If one ripple from the thaw in U.S.-Cuba relations means baseball prospects get off the island and into the major leagues without payoffs to smugglers and threats from kidnappers, it's hard to see the downside.
Just don't expect too much, too soon. Barely two hours after President Barack Obama's dramatic announcement Wednesday in Washington, both Major League Baseball and its players' union acknowledged as much in statements.
"We will keep our clubs informed if this different direction may impact the manner in which they conduct business on issues related to Cuba," MLB said.
"We remain hopeful that today's announcement will lead to further positive developments," the union said.
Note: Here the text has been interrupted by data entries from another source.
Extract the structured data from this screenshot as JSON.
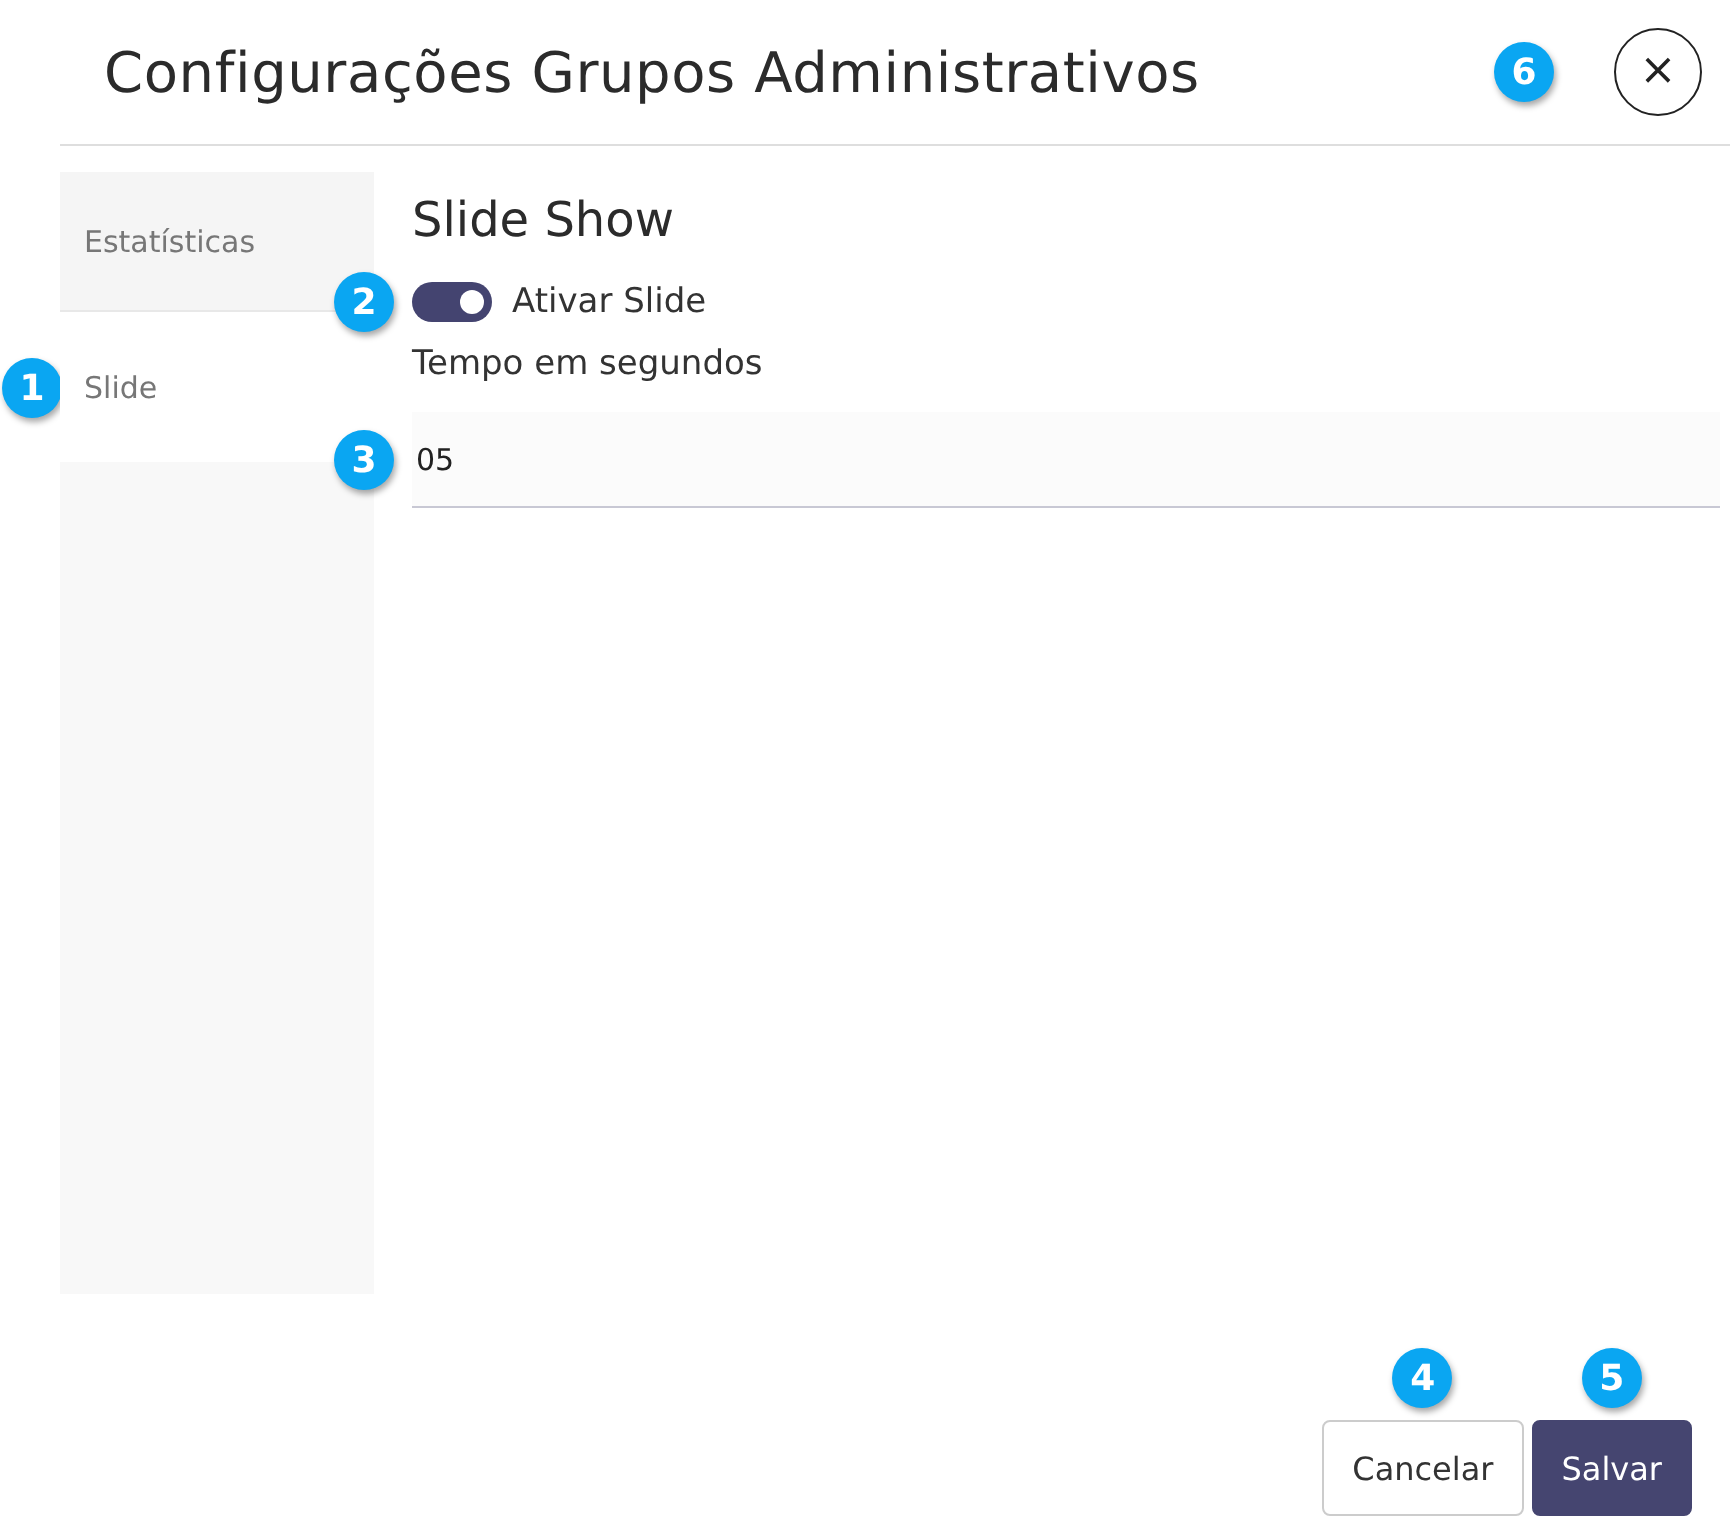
{
  "dialog": {
    "title": "Configurações Grupos Administrativos",
    "close": {
      "label": "×",
      "callout": "6"
    }
  },
  "tabs": [
    {
      "label": "Estatísticas",
      "selected": false
    },
    {
      "label": "Slide",
      "selected": true,
      "callout": "1"
    }
  ],
  "panel": {
    "heading": "Slide Show",
    "toggle": {
      "label": "Ativar Slide",
      "on": true,
      "callout": "2"
    },
    "field": {
      "label": "Tempo em segundos",
      "value": "05",
      "callout": "3"
    }
  },
  "buttons": [
    {
      "label": "Cancelar",
      "kind": "secondary",
      "callout": "4"
    },
    {
      "label": "Salvar",
      "kind": "primary",
      "callout": "5"
    }
  ]
}
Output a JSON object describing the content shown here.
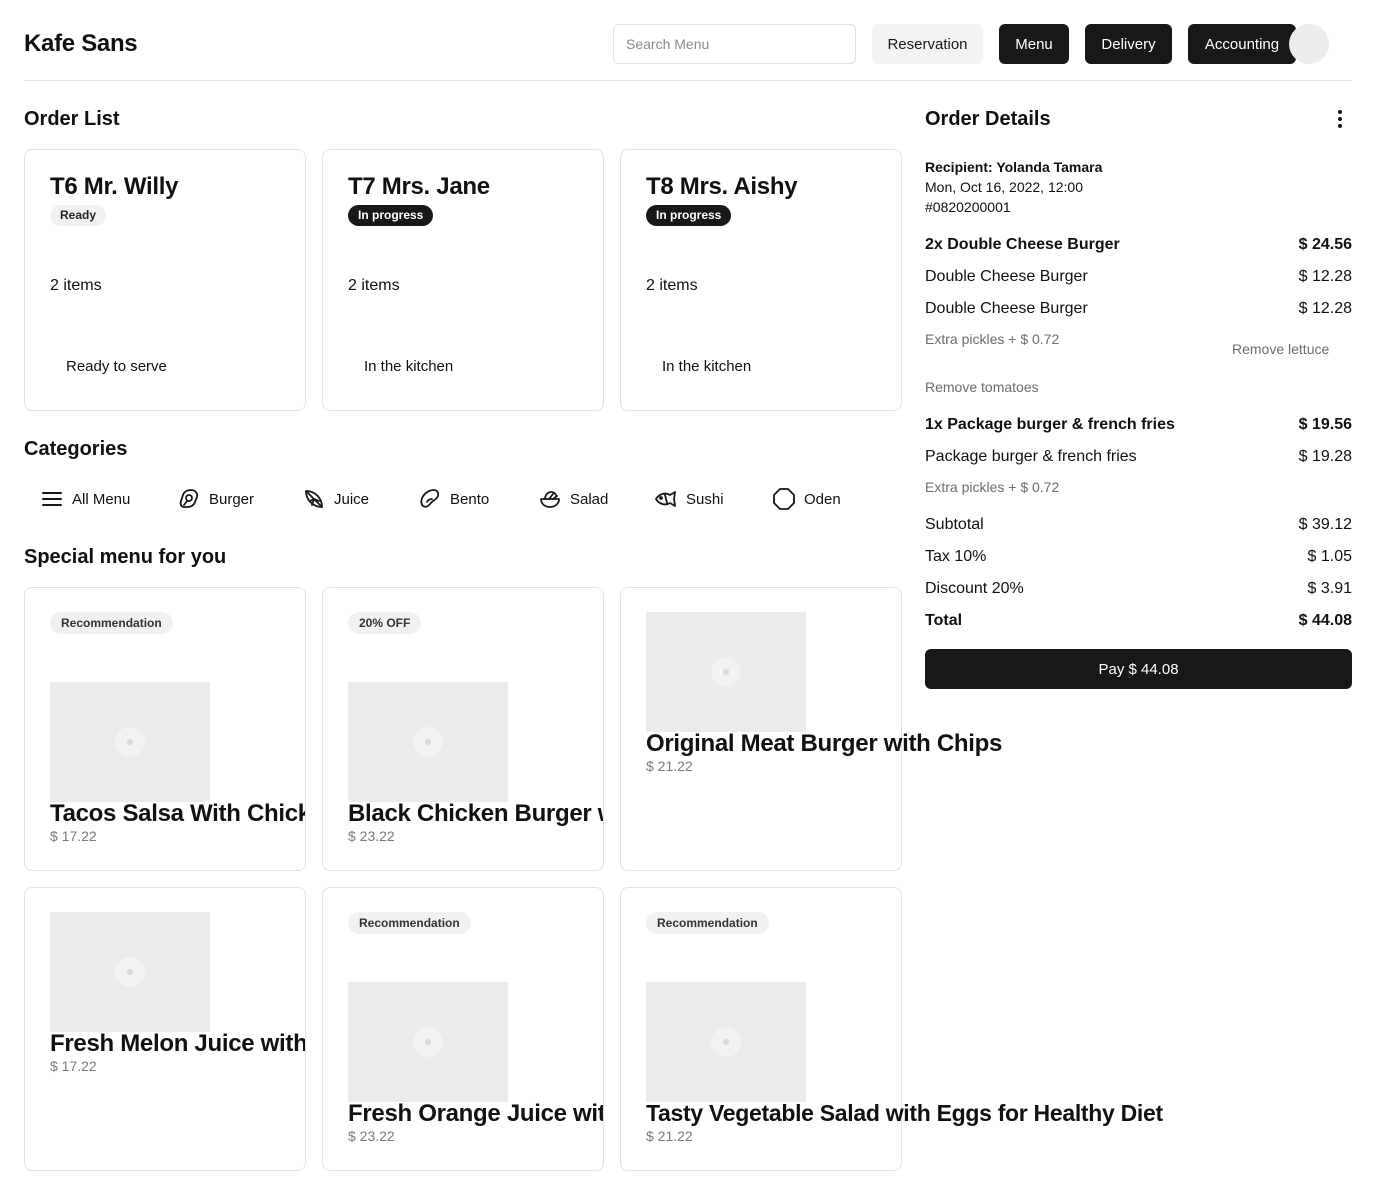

Let's hope so, considering how few positive developments have occurred before now. There were 25 Cuban-born players in the big leagues this past season, the best of which is arguably Los Angeles Dodgers star Yasiel Puig. The story of how he finally got there, after four failed attempts to leave Cuba, involved a boat trip, a detour where he was held hostage in a Mexican motel room, repeated extortion threats and crossing the U.S. border illegally.
On Tuesday, South Florida businessman Gilberto Suárez pleaded guilty for his role in the conspiracy to smuggle Puig out in return for a sizable cut of his multimillion-dollar salary.
Suárez was the second man this year to enter a guilty plea related to the smuggling of a Cuban baseball player into the U.S. Last month, 41-year-old Eliezer Lazo was sentenced to 14 years in federal prison for conspiring to smuggle 1,000 Cubans, among them Texas Rangers outfielder Leonys Martín. Sadly, stories like Puig's unsavory and sometimes life-threatening journey differs from so many others only in the details.
Cuba has been turning out world-class athletes — and not just ballplayers — for more than a century. But since the 1959 revolution, most have stayed put.
Track stars and multiple medalists such as Alberto Juantorena and Javier Sotomayor took star turns on the Olympic stage, but never reaped rewards that were commensurate with their talents. So, too, did heavyweights Teófilo Stevenson and Félix Savón, two of only three boxers to win gold medals at three Olympics and considered among the greatest amateurs ever. But neither turned pro.
Stevenson was so smooth that a fight against Muhammad Ali was often hyped and loudly debated when both were near their prime, but never came off. And some boxing observers think Savón, who succeeded Stevenson, was definitely the better of the two.
But baseball was the stage where Cuba's athletes shined brightest. Its version of the Big Red Machine dominated the international scene from the 1940s on, even as team officials thinned out the ranks for potential defectors and conducted bed checks with a zealousness the Cuban army would have admired.
But after back-to-back gold medals in Barcelona (1992) and Atlanta (1996) — and a raft of defections in spite of the dangers — the cupboard was nearly empty. The team Cuba brought to Sydney for the 2000 Games was largely the same it had sent to the previous two Olympics, as well as every important international competition in between. It was old by any measure and only three players on the squad were under 25 at the time — young enough to make the risk seem worthwhile. Around the same time, half-brothers and defectors Livan and Orlando "El Duque" Hernández were pitching for the Giants and Yankees in preparation for the major league playoffs a month down the road.
That Cuban team lost the gold-medal game 4-0 to a U.S. team composed largely of young pro prospects and aging castoffs, and only so much has changed since. Many of the best players, such as Puig, José Fernández and José Abreu, still find ways to escape. Most of those establish residency outside the U.S. in order to become free agents not covered by MLB's amateur draft. While that ruse often results in big deals, MLB is already hatching plans to get rid of the exemption and make such players part of an international draft by 2017.
Making the flow of ballplayers more orderly and less dangerous would benefit just about everyone in the game. There's even talk at the moment of MLB teams opening baseball academies in Cuba modeled on similar programs already up and running in the Dominican Republic and Venezuela, two nations that are providing a big infusion of talent. But until the leaders of two nations that have spent more than a half-century trying to torment one another prove they can cooperate as well, talk is all it is.